Time Is Tissue: Options For Immediate Nerve Repair vs Surgical Options
What’s The Best Treat For Nerve Repair?
From diabetes to spinal cord injuries, nerve damage impacts countless Americans yearly. When treating a complex nerve injury, healthcare providers must consider the mechanism, type of injury, and level of repair. Closed injuries need close examinations to determine the extent of the injury and estimated recovery, whereas open wounds benefit from quick examination and surgical intervention. Options for repair are numerous and include primary repair, grafting, nerve, and free functional muscle transfer. An attempted nerve repair can reduce overall function if performed either too early or too late. Many experts emphasize the importance of considering all medical factors before determining the best surgical intervention time to ensure nerve function returns.

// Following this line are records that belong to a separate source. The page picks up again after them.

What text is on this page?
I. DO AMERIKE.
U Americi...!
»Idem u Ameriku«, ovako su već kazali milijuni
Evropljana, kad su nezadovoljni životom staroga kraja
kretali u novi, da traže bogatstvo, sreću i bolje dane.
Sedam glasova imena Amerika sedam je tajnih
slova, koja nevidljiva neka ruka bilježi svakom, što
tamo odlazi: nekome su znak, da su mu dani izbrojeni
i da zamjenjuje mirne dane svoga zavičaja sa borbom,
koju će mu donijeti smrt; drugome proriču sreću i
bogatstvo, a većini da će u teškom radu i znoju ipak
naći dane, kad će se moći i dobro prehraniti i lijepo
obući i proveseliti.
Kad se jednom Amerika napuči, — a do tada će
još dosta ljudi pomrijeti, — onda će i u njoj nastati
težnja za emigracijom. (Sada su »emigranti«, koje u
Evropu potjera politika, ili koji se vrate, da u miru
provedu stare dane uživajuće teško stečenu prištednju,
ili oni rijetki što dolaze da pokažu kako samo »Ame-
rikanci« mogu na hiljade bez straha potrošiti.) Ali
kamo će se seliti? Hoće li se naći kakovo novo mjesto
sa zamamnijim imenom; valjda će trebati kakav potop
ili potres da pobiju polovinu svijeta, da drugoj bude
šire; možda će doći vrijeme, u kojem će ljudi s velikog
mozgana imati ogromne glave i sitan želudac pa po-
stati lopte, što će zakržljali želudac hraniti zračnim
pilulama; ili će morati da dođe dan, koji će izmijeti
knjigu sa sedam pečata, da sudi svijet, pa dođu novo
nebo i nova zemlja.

When surgical intervention is needed
When the nerves are severely damaged, physicians suggest giving nerves a significant chance to heal instead of being cut off. At regular checkups, healthcare practitioners can determine the nerve recovery level necessary to reduce unnecessary surgery. When the injury doesn’t heal properly, surgery can help the patient to restore function. In cases of nerve compression, surgeons can either enlarge the space or free the compressed nerve entirely. When damaged beyond repair or cut altogether, injured nerves are removed. To promote subsequent nerve growth, physicians often reconnect healthy nerve ends or implant a healthy piece of nerve from another body part.
What about older injuries?
Some doctors recommend pursuing nerve transfer surgery in older or semi-healed injuries. When injuries scar over, nerve function is clinically unlikely to return. Surgery can provide options if other treatment options such as neurostimulators and physical therapy have proved ineffective. With nerve transfer surgery, doctors can cut away the scar tissue to remove topical barriers to restoring movement and feeling. During the procedure, surgeons reroute a healthy nerve to connect to a damaged nerve. By fusing a functional and non-functional nerve, the damaged nerve regains the ability to carry movement and sensations to the muscle and skin.
Restoring nerve function
Impacting countless patients across the United States, nerve damage disrupts lives and hinders mobility. Nerve repair interventions can restore movement and feeling to affected areas. To maximize the likelihood of returning nerve function, experts emphasize the importance of close examinations by primary care physicians. While surgical intervention is not always necessary, procedures such as grafting and nerve transfer surgery can restore feeling to older injuries. Nerve damage is a common problem, but many patients can enjoy a return to function with key nerve repair strategies.